1 As ever, project sponsor DMG was able to provide the new seal from stock. The Ford-derived V6 engine was used across a wide range of X-Type, S-Type and also the newer XE and XJ models so it’s a common part. 2 Fortunately, the leaky seal on our engine was the ‘front’ end of the crankshaft – in other words, the one which doesn’t require gearbox removal. On the transverse- engined X-Type that puts it on the right-hand side of the car where it’s accessed by removing the plastic arch liner. 3 The engine is a tight fit but there’s just enough room to work inside the inner arch. The offending seal lives behind the crankshaft pulley , so the tensioner (at top) will need to be released in order to get the belt off. 4 The tensioner is released by simply turning it with a spanner on the central bolt. It’s hard work but will move enough to allow the belt to be slipped off. 5 With the belt removed, the next step is to remove the centre bolt of the crankshaft pulley. If you’re lucky it will pull off by hand but after 17 years and 123,000 miles ours really didn’t want to move. 6 This means using a puller and since we were doing the job in a proper workshop, they had the right tool to slide the pulley off straight without distorting it.
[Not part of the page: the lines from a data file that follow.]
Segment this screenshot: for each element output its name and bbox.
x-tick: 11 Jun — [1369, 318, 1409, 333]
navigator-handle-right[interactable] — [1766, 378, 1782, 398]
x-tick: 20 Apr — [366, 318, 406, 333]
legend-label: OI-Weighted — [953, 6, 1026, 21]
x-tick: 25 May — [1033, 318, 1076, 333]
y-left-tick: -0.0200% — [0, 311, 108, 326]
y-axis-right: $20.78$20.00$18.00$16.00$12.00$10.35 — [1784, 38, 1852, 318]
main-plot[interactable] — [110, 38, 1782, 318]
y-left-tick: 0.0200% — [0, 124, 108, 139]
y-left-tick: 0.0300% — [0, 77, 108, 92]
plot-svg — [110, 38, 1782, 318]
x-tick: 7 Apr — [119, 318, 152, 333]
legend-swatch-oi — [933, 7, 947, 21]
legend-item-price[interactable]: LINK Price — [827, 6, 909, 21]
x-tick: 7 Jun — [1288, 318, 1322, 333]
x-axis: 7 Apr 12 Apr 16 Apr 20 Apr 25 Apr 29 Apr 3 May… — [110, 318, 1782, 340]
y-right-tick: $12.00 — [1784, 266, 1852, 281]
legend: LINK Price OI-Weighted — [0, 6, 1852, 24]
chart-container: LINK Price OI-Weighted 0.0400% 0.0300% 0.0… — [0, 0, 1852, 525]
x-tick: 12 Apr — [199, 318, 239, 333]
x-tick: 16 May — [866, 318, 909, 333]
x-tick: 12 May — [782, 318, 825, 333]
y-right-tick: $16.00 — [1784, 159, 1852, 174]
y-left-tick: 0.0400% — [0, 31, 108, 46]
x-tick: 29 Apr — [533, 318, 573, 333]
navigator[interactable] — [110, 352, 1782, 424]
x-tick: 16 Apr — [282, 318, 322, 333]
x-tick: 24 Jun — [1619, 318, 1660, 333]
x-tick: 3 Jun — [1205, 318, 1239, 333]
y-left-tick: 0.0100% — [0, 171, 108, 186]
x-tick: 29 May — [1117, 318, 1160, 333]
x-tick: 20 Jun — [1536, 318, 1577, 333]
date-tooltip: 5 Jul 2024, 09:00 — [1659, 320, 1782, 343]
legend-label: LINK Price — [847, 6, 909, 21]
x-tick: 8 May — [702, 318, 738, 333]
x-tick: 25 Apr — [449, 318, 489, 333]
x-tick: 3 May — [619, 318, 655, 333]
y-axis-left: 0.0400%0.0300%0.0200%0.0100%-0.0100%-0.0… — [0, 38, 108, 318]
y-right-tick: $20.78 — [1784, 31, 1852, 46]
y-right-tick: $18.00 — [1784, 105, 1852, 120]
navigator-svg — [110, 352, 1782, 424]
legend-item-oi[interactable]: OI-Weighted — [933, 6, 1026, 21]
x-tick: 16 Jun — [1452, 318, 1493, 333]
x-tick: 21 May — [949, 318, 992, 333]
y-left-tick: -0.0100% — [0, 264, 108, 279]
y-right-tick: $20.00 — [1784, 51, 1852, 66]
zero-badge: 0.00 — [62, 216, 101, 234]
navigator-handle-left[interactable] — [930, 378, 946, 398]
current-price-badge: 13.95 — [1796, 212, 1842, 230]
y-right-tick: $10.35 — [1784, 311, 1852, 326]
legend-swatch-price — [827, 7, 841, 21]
Replace the bolt loosely before using the puller or you’ll damage the thread in the nose of the crankshaft.
7 Unlike the usual basic DIY pullers, this pro version features grooves on the legs which match the grooves on the pulley itself. 8 With only moderate force, the pulley slid off its shaft and you can see here how it uses a key to locate on the crankshaft. 9 Removing the old seal is a simple matter of hooking it out with a screwdriver and it was immediately obvious why ours wasn’t sealing properly as the material on the rear face had hardened noticeably. 10 The new seal is simply located in the recess by hand and then a suitable boss is used to push it home. 11 It will need some force to push it in but the key is to be gentle and make sure it goes in straight. As workshop boss Ashley pointed out, the temptation is to use bigger hammer but that’s how you mess it up. Just take your time with it until it’s fully seated. 12 Here’s the new seal almost in place. Remember it will sit almost but not perfectly flush with the casting.
13 Since the oil leak from the old crank seal had soaked the drive belt, DMG had supplied a new Dayco belt. With the limited space to work, it’s actually harder to replace the belt than the crankshaft seal and the first step was to remove the tensioner entirely to remove the old belt and thread the new one into place. 14 On the X-Type, the belt is pretty long: it drives the power steering, air conditioning and alternator as well as an idler roller and the tensioner. 15 With the help of a diagram we were able to get the belt round the various pulleys in the right order and then the tensioner and crank pulley could be refitted. 16 This closeup of the tensioner shows just how much muck the leaky seal had allowed to get sprayed around by the pulley. 17 Running the engine afterwards, the seal stayed dry and the belt didn’t throw itself off so we were done... except that dipping the engine oil revealed it to be well past its best, so we treated the engine to 5.8 litres of fresh 5W30 oil and a new filter while the car was on the lift.